Que vaut Yellowjackets, la nouvelle série de Canal+ avec Juliette Lewis et Christina Ricci ?
En 1996, une équipe de football féminine, victime d’un crash aérien, échoue dans une forêt… Si l’on pouvait redouter les clichés, cette série captivante diffusée sur Canal+ nous mène sur des terrains totalement inattendus.
Par Olivier Joyard.
Dans le flux des séries qui saturent les écrans, comment trouver la perle, celle qui nous fera rester un peu plus longtemps éveillé ? Cette question, il paraît évident que l’équipe créative de Yellowjackets se l’est posée tout au long de la fabrication de cette première saison explosive, en multipliant les pistes narratives, les points de vue et même les décors, comme s’il fallait une approche maximaliste pour parvenir à pouvoir aujourd’hui capter l’attention. Contre toute attente, le pudding reste redoutablement digeste, dans les pas d’un petit groupe de personnages irrésistibles.
Tout commence avec une équipe de football féminine dans un lycée cliché du New Jersey, qualifiée pour participer à la finale nationale à Seattle, à l’autre bout du pays. Nous sommes en 1996. L’avion qui conduit les joueuses sur place s’abîme dans une forêt, et la fiction commence, qui montre le petit groupe de survivantes isolées et révèle peu à peu les failles, les amours et les haines qui les ont menées là. Mais cela ne suffit pas. Nous voyageons en arrière, dans les mois qui ont précédé le crash, mais aussi, et c’est plus original, vingt-cinq ans plus tard, alors que certaines de ces femmes vivent une existence classique… ou presque. L’une est politicienne, l’autre femme au foyer, la troisième célibataire endurcie, et ce n’est pas terminé…
Vivre à plusieurs époques, être soi dans la multiplicité, tel est le privilège des personnages d’une bonne série contemporaine. Lost avait touché à cette idée il y a presque deux décennies, avec son petit groupe de rescapés échoués sur une île mystérieuse. On y pense ici beaucoup, mais pas seulement. La création d’Ashley Lyle et Bart Nickerson, deux scénaristes jusqu’alors cantonnés aux rôles secondaires dans les salles d’écriture de Narcos: Mexico, se nourrit aussi d’un autre souffle. On reconnaît l’influence de This Is Us, le mélo de Dan Fogelman qui achève en ce moment sa dernière saison. D’une scène à l’autre, alors que les époques se répondent et s’emboîtent, des effets vertigineux de suspens et de mélancolie se créent. Ils rendent Yellowjackets férocement originale. D’autant que les genres se mélangent.

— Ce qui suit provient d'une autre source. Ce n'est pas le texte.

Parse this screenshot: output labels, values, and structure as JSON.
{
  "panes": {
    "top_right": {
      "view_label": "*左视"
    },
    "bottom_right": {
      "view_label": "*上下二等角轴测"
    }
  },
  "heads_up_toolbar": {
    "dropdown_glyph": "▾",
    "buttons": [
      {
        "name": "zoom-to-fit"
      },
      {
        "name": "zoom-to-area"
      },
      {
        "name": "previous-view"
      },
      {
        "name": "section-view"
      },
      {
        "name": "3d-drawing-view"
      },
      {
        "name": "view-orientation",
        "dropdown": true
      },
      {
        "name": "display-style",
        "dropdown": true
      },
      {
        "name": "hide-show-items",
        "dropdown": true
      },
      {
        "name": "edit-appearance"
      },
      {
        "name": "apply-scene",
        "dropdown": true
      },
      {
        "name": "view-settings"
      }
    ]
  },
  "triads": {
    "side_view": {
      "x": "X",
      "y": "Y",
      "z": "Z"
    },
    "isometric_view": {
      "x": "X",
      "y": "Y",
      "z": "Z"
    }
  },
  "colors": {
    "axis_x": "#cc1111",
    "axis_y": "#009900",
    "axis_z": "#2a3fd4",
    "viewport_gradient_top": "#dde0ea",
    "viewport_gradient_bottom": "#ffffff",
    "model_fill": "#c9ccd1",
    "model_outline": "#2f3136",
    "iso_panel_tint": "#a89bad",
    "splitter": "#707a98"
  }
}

Nous pensions nous installer devant une série ado ? Voilà que les stigmates du cinéma d’horreur se profilent. Nous étions accrochés par un thriller à clés ? Le spectre du drame réaliste apparaît. Tout s’enchevêtre et à peu près tout nous réveille. Celles et ceux qui préfèrent l’esprit “ligne claire” passeront leur chemin. Les autres y trouveront un plaisir foisonnant, d’autant que cette série diffusée sur la chaîne câblée Showtime a attiré un casting haut de gamme. En plus des ados jouées par des actrices émergentes telle la Canadienne Sophie Nélisse ou l’Américaine Jasmin Savoy Brown, Yellowjackets accueille – c’est son idée forte – deux comédiennes dont l’heure de gloire date plutôt de la fin des années 90 : Juliette Lewis et Christina Ricci, qui s’amusent beaucoup à nous entraîner dans un exercice de nostalgie tordue. À côté d’elles, l’une des figures les plus intéressantes du cinéma indépendant depuis vingt ans, Melanie Lynskey (Créatures célestes, Don’t Look Up). De quoi attendre, déjà avec impatience, la deuxième saison, en cours de tournage…
Yellowjackets (2022) d’Ashley Lyle et Bart Nickerson, disponible sur Canal+ et MyCanal.